Monday, January 18, 2010

Reading Assignment Day 1

I found the piece in Ong about the homeostasis state of primary oral cultures to be rather interesting. This piece explained that in primary oral cultures, if a word or term has lasted past its relevance in a culture, it does one of three things. It can change its meaning from an old definition to something different, more relevant to its current time of use. The phrase could die out and be forgotten by that culture, seeing as it is of no more use it need not survive. And finally the words could struggle and hold on, losing there inherent meaning and essentially becoming nonsensical due to the user's ignorance of the meaning.

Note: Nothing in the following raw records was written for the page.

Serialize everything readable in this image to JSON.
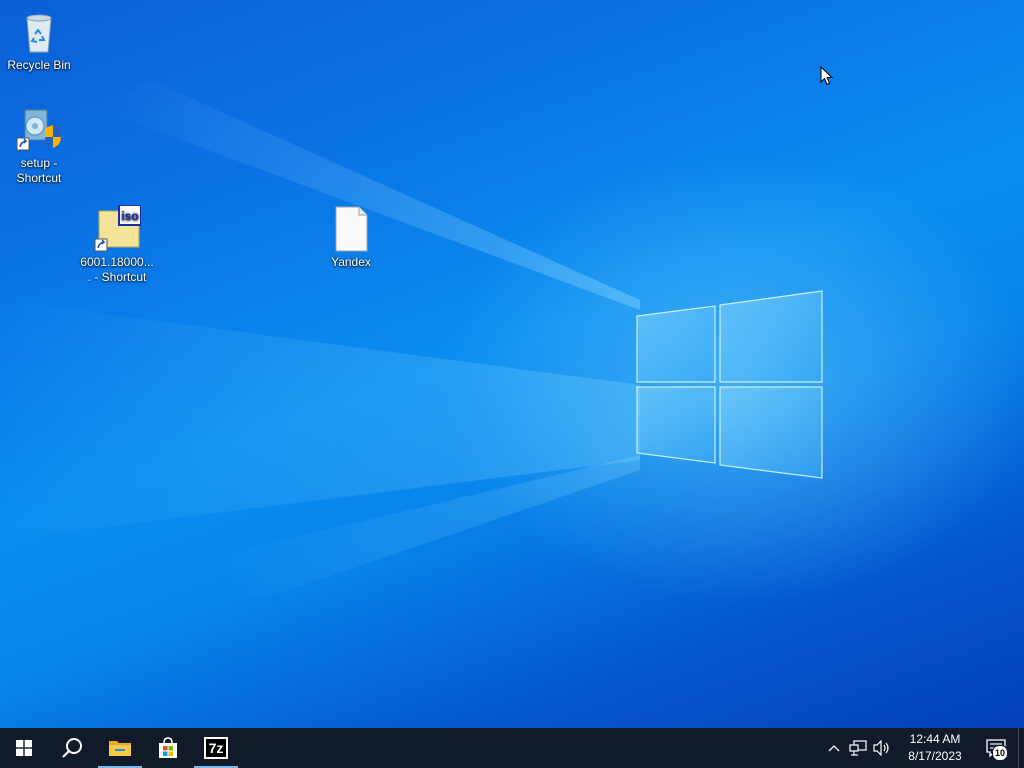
{
  "desktop": {
    "icons": [
      {
        "label": "Recycle Bin",
        "icon": "recycle-bin-icon"
      },
      {
        "label": "setup - Shortcut",
        "icon": "setup-shortcut-icon"
      },
      {
        "label": "6001.18000.... - Shortcut",
        "icon": "iso-shortcut-icon"
      },
      {
        "label": "Yandex",
        "icon": "blank-file-icon"
      }
    ]
  },
  "taskbar": {
    "start": {
      "icon": "windows-logo-icon"
    },
    "search": {
      "icon": "search-icon"
    },
    "pinned": [
      {
        "name": "File Explorer",
        "icon": "folder-icon",
        "active": true
      },
      {
        "name": "Microsoft Store",
        "icon": "store-bag-icon",
        "active": false
      },
      {
        "name": "7-Zip",
        "icon": "7zip-icon",
        "icon_text": "7z",
        "active": true
      }
    ],
    "tray": {
      "chevron_icon": "chevron-up-icon",
      "network_icon": "network-icon",
      "volume_icon": "volume-icon",
      "time": "12:44 AM",
      "date": "8/17/2023",
      "notifications_count": "10"
    }
  },
  "colors": {
    "taskbar": "#101a28",
    "accent": "#76b9ed",
    "desktop_blue": "#0a8ef0"
  }
}
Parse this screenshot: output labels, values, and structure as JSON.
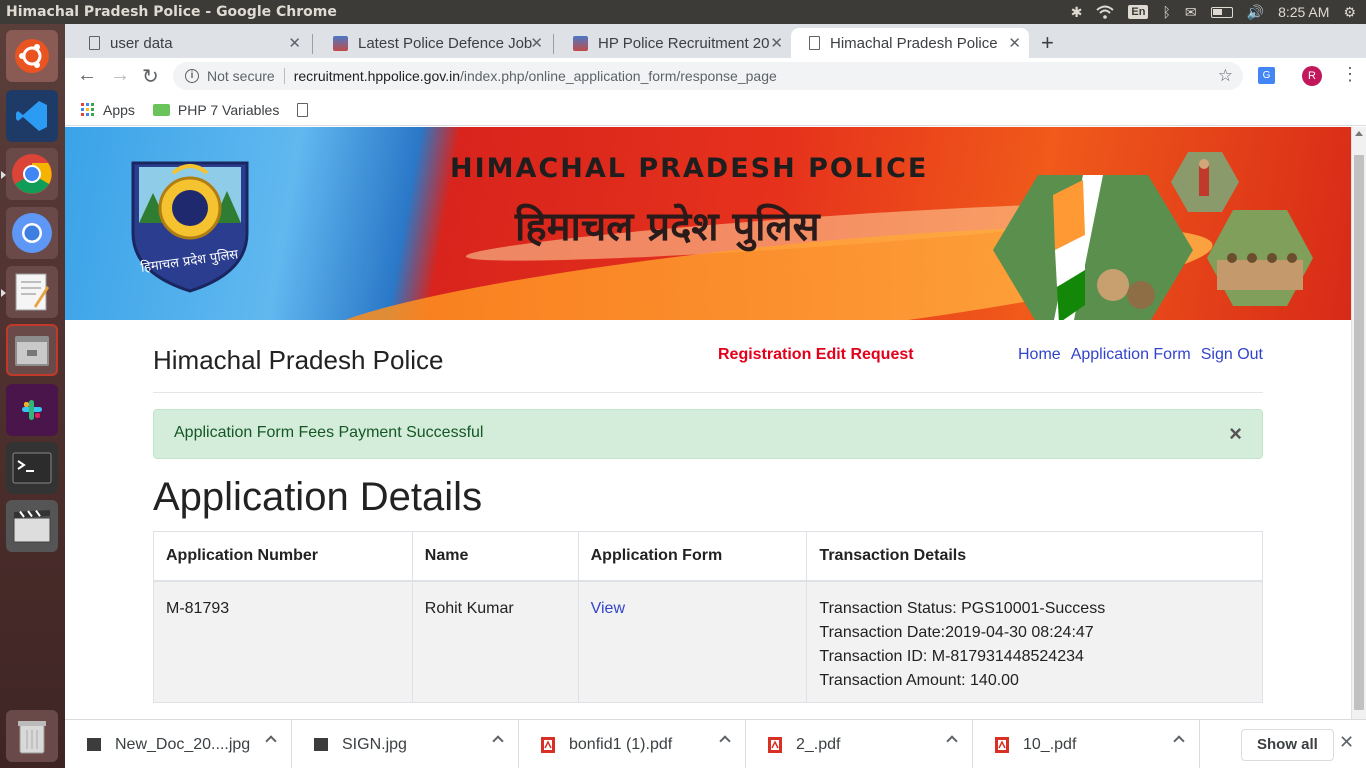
{
  "os": {
    "window_title": "Himachal Pradesh Police - Google Chrome",
    "keyboard_layout": "En",
    "clock": "8:25 AM"
  },
  "browser": {
    "tabs": [
      {
        "title": "user data"
      },
      {
        "title": "Latest Police Defence Job"
      },
      {
        "title": "HP Police Recruitment 20"
      },
      {
        "title": "Himachal Pradesh Police"
      }
    ],
    "address": {
      "security_label": "Not secure",
      "host": "recruitment.hppolice.gov.in",
      "path": "/index.php/online_application_form/response_page"
    },
    "profile_initial": "R",
    "bookmarks": [
      {
        "label": "Apps"
      },
      {
        "label": "PHP 7 Variables"
      }
    ]
  },
  "banner": {
    "title_en": "HIMACHAL PRADESH POLICE",
    "title_hi": "हिमाचल प्रदेश पुलिस",
    "emblem_text": "हिमाचल प्रदेश पुलिस"
  },
  "navbar": {
    "brand": "Himachal Pradesh Police",
    "edit_request": "Registration Edit Request",
    "links": [
      "Home",
      "Application Form",
      "Sign Out"
    ]
  },
  "alert": {
    "message": "Application Form Fees Payment Successful",
    "close": "×"
  },
  "main": {
    "heading": "Application Details",
    "table": {
      "headers": [
        "Application Number",
        "Name",
        "Application Form",
        "Transaction Details"
      ],
      "rows": [
        {
          "application_number": "M-81793",
          "name": "Rohit Kumar",
          "form_link": "View",
          "transaction": {
            "status": "Transaction Status: PGS10001-Success",
            "date": "Transaction Date:2019-04-30 08:24:47",
            "id": "Transaction ID: M-817931448524234",
            "amount": "Transaction Amount: 140.00"
          }
        }
      ]
    }
  },
  "downloads": {
    "items": [
      {
        "name": "New_Doc_20....jpg",
        "type": "image"
      },
      {
        "name": "SIGN.jpg",
        "type": "image"
      },
      {
        "name": "bonfid1 (1).pdf",
        "type": "pdf"
      },
      {
        "name": "2_.pdf",
        "type": "pdf"
      },
      {
        "name": "10_.pdf",
        "type": "pdf"
      }
    ],
    "show_all": "Show all"
  },
  "colors": {
    "alert_bg": "#d4edda",
    "alert_text": "#155724",
    "link": "#3344cc",
    "edit_request": "#e3001b"
  }
}
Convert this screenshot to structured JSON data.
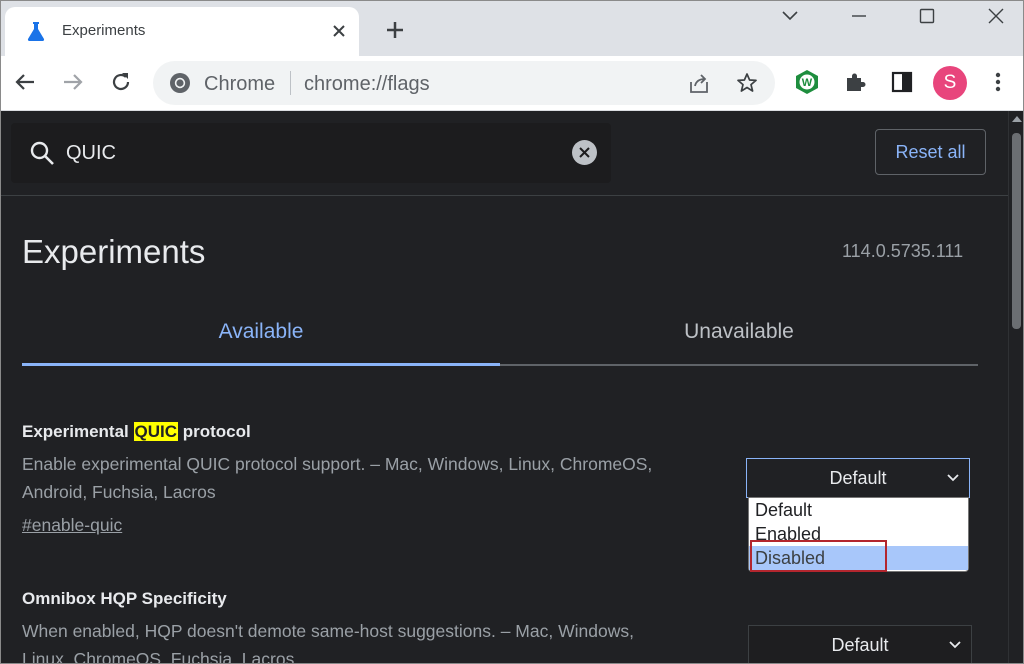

This last piece is what really had me wondering something. Do we, and by we I mean Americans of our age, part of our generation, do we use words like this regularly without really understanding the definition? As stated by Ong this is not something really possible outside of a primary oral culture because in literate cultures we always have something to look back upon to remember what a words original definition or sue was. According to Ong, in a literate culture, "Words thus are known to have layers of meaning, many of them quite irrelevant to present meanings. Dictionaries advertise semantic discrepancies" (Ong p.46). So of course today we have the ability to trace back a words roots to fully understand its storied life, but is it at all possible for this kind of thing to exist in our culture?

It is hard for me to comprehend a phrase to have no real meaning but still be used today in certain situations. Ong uses the example of the talking drums of the Lokele people in Eastern Zahir. Some of the things said in this practice are completely unknown to the drummer. I think that this ability to have this sort of 'genealogical amnesia' is a great example of the differences between oral and literary cultures. It is hard for me to wrap my head around the idea that we can just forget what something means and yet have it still hold place in current practice.